Van Eyck – The Arnolfini Portrait

Van Eyck - Untitled, known in English as The Arnolfini Portrait, The Arnolfini Wedding, The Arnolfini Marriage, The Arnolfini Double Portrait, or Portrait of Giovanni Arnolfini and his Wife

Jan van Eyck painted what has become known as the Arnolfini Portrait in 1434.  The facts are well enough known.  As are the scholarly debates and interpretations surrounding this beautiful piece of art.

I went to the National Gallery in Trafalgar Square today to try to understand why I like the painting so much.  I think I caught some glimpses.

I was wondering on my way there whether my liking was more apparent than real; whether perhaps because the painting is so very well known I had simply assumed I liked it because it appears everyone else does.

I first saw it face to face a few years back in another visit to the National Gallery and out of all the paintings I saw that day this one stuck firmly in my mind as a favourite.  Why?

The sheer luminosity of the colours struck me particularly today, part of the artist’s technique I gather. The colours literally shone out at me 600 years after the painting’s creation.

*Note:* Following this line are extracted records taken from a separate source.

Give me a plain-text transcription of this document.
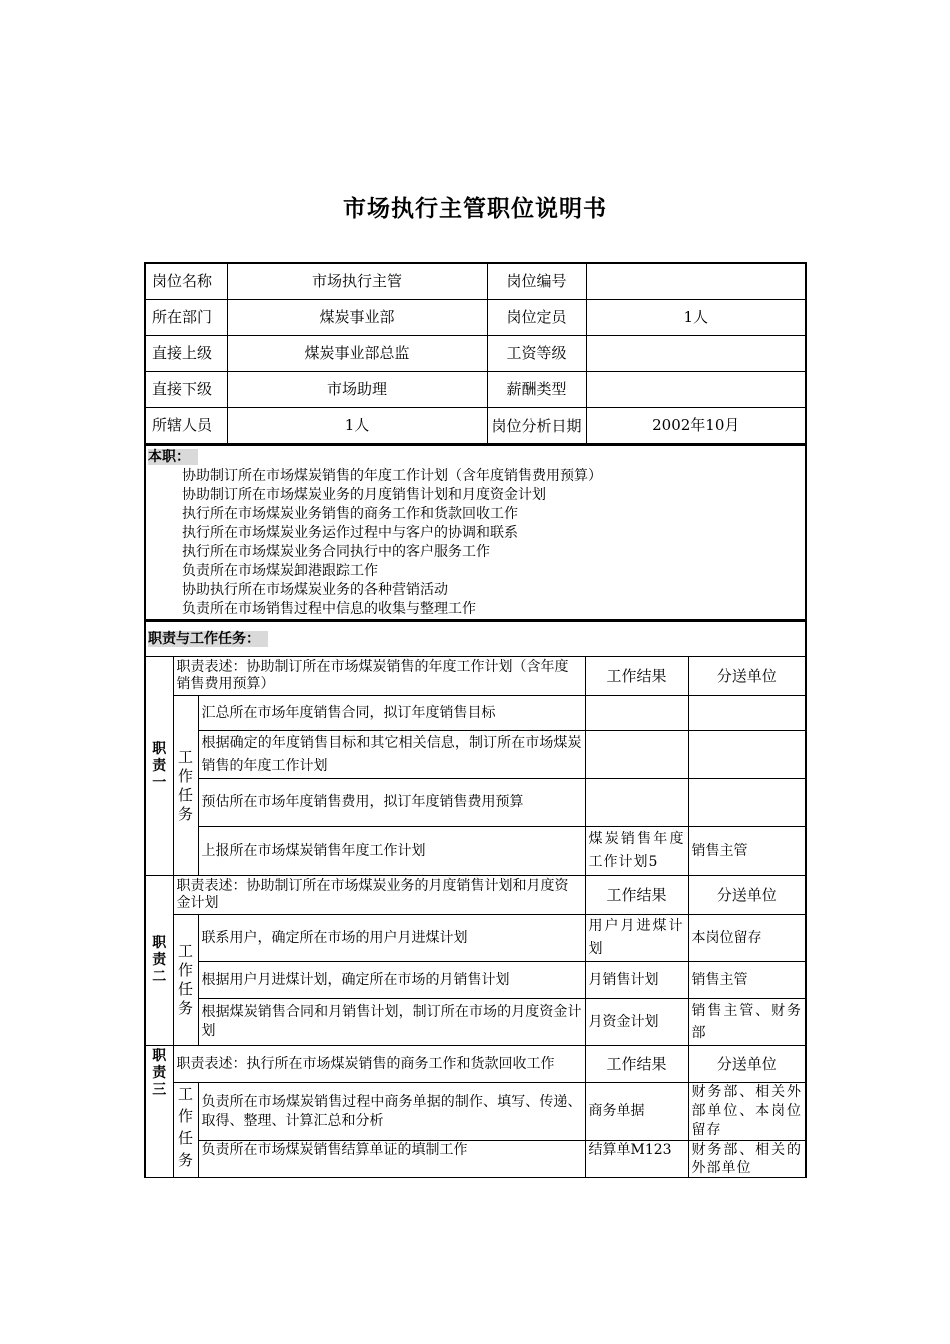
市场执行主管职位说明书
岗位名称	市场执行主管	岗位编号	
所在部门	煤炭事业部	岗位定员	1人
直接上级	煤炭事业部总监	工资等级	
直接下级	市场助理	薪酬类型	
所辖人员	1人	岗位分析日期	2002年10月
本职：
协助制订所在市场煤炭销售的年度工作计划（含年度销售费用预算）
协助制订所在市场煤炭业务的月度销售计划和月度资金计划
执行所在市场煤炭业务销售的商务工作和货款回收工作
执行所在市场煤炭业务运作过程中与客户的协调和联系
执行所在市场煤炭业务合同执行中的客户服务工作
负责所在市场煤炭卸港跟踪工作
协助执行所在市场煤炭业务的各种营销活动
负责所在市场销售过程中信息的收集与整理工作
职责与工作任务：				

职责一	职责表述：协助制订所在市场煤炭销售的年度工作计划（含年度销售费用预算）		工作结果	分送单位

	工作任务	汇总所在市场年度销售合同，拟订年度销售目标		
		根据确定的年度销售目标和其它相关信息，制订所在市场煤炭销售的年度工作计划		
		预估所在市场年度销售费用，拟订年度销售费用预算		
		上报所在市场煤炭销售年度工作计划	煤炭销售年度工作计划5	销售主管

职责二	职责表述：协助制订所在市场煤炭业务的月度销售计划和月度资金计划		工作结果	分送单位

	工作任务	联系用户，确定所在市场的用户月进煤计划	用户月进煤计划	本岗位留存
		根据用户月进煤计划，确定所在市场的月销售计划	月销售计划	销售主管
		根据煤炭销售合同和月销售计划，制订所在市场的月度资金计划	月资金计划	销售主管、财务部

职责三	职责表述：执行所在市场煤炭销售的商务工作和货款回收工作		工作结果	分送单位

	工作任务	负责所在市场煤炭销售过程中商务单据的制作、填写、传递、取得、整理、计算汇总和分析	商务单据	财务部、相关外部单位、本岗位留存
		负责所在市场煤炭销售结算单证的填制工作	结算单M123	财务部、相关的外部单位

And then the richness and beauty and realism of the scene.  I could have been one of the figures reflected in the mirror above the Arnolfinis, so perfectly does this couple come alive.

By richness I have in mind quality and beauty rather than monetary worth. While it is clear that the couple were well healed, I find money itself (particularly the love of it) a grotesque and vulgar distraction.

Excess reminds me of the smiling face of beloved entreprenoooooors like the delightful Philip Green, whose pensioners fared so well in the collapse of British Home stores.  Or those cuddly Russian oligarchs and oil sheiks.  Gold Rolls Royces, zebra skin wall coverings, women with brittle hair, whitened teeth and embarrassing false breasts.

Which is not to say that I can not get a warm glow from time to time out of what money can buy.

The fur on the lined cloak is literally strokable when you stand in front of the portrait – even with my nose close to the painting it seemed more animal fur than oil (however politically incorrect that may now sound).  And the wife’s gown – difficult indeed to appreciate the texture on this web page re-production but to the naked eye, standing in that noble gallery, this feat of art is a wonder to behold. Every fold and crevice is so real and vibrant you can lean in and touch it. Figuratively speaking of course – I am sure I would have ended up in the local nick had I leant in much further.

Just look at that brass chandelier. What a magnificent ornament.

And yet there is more. To me the couple themselves are far from glamorous – they certainly do not seem to have been airbrushed in the time honoured fashion of today’s actresses and pop divas.  Mr Anolfini may be a rich merchant but he is certainly not a handsome one – it struck me today that he is more like Gollum from Lord of The Rings than I am comfortable with.  I had to take a step back at that point, half expecting him to put on the One Ring To Rule Them all.

And the pregnant wife is no oil painting.  Well she is of course…but you know what I mean. Not a classic beauty by the standards of any age. The hubby’s headgear is not a shtreimel, surely?

But cheap jokes aside, my love of the painting stands. Increased if anything by a greater familiarity with the detail after today’s close inspection.

From the strange wooden  pixie-clogs to the apples, cherry blossom and beautifully lit furnishings, this painting transports me in time to a room in medieval Bruges  600 years ago.  A beautiful and exquisitely constructed time machine.